DoD Education Activity opens online preregistration for schools
March 23, 2011
WASHINGTON, March 23, 2011 -- Defense Department officials have launched an online preregistration application that's intended to help parents get an early start on enrolling their children in DoD schools.
Through the site, parents can preregister their children in a DOD school from anywhere in the world, and even while on the move from one installation to another, explained Mike Lynch, chief of policy and legislation for the Department of Defense Education Activity.
The site, located at https://registration.dodea.edu, is open to parents with students entering pre-kindergarten up to 12th grade.
"We want to reduce the time it takes to register children for school," he said. "This way, the school can be ready the day the parents get there so they can get in and out quicker."
The site is intended to aid with new enrollments into Defense Department schools, Lynch said, rather than re-registration requests.
"An online re-registration application is something we're looking at developing for next school year," he said.
Lynch said the site can help military parents worldwide, whether they're moving their children from an off-base school to one on base or are in the early stages of preparing for a move, either stateside or overseas.

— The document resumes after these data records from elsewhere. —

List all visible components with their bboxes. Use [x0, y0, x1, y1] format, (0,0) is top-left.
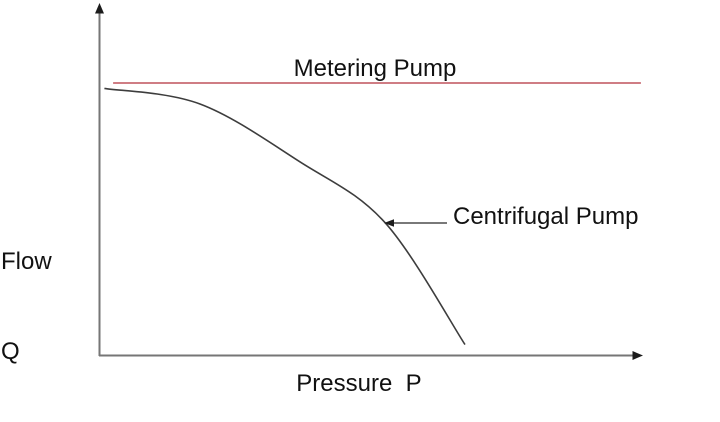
- centrifugal-pump-curve: [104, 87, 466, 346]
- x-axis-label: Pressure P: [296, 370, 422, 397]
- y-axis-label: Flow Q: [1, 187, 52, 422]
- y-axis-arrowhead-icon: [95, 3, 104, 14]
- annotation-left-arrowhead-icon: [384, 219, 394, 227]
- x-axis-arrowhead-icon: [632, 351, 643, 360]
- centrifugal-pump-label: Centrifugal Pump: [453, 203, 639, 230]
- metering-pump-label: Metering Pump: [293, 55, 457, 82]
- y-axis-label-line2: Q: [1, 338, 20, 365]
- y-axis-label-line1: Flow: [1, 248, 52, 275]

Parents who are readying for a move can preregister children even before they know the exact school their child will enter, he noted. On the site, parents can choose options ranging from the community they're moving to down to the specific Defense Department school their child will attend.
"If you're going to Europe, for example, you can pick that option, then the country, community and school," he said. However, "You can stop at any point along the way."
Registrars will be on the lookout for new registration paperwork, he said. And, for those who didn't designate a specific school, the registrar can quickly pull the paperwork from a queue upon the family's arrival.
"It takes only a few minutes to print and have it ready," he said.
The site is simple and easy to navigate, Lynch said. Parents answer questions ranging from student's birth date to citizenship. They also can attach documents, such as military orders and birth certificates, to their online preregistration paperwork.
While the site is designed to streamline the registration process, he said, it doesn't replace the need for an in-person school visit. Parents still will need to stop by the school to update documents, complete other forms, such as bus routes, and sign an official registration request.
Along with parents, the site also offers benefits for school officials, Lynch noted. Since the system generates prefilled forms, it eliminates the need to have registrars transfer data from sometimes hard-to-decipher handwritten registration forms. Additionally, the schools can better track the number of incoming students.
"But that's not why we're doing this," Lynch said. "We're committed to making school transitions easier, and we believe that improving the school registration process is the perfect place to start."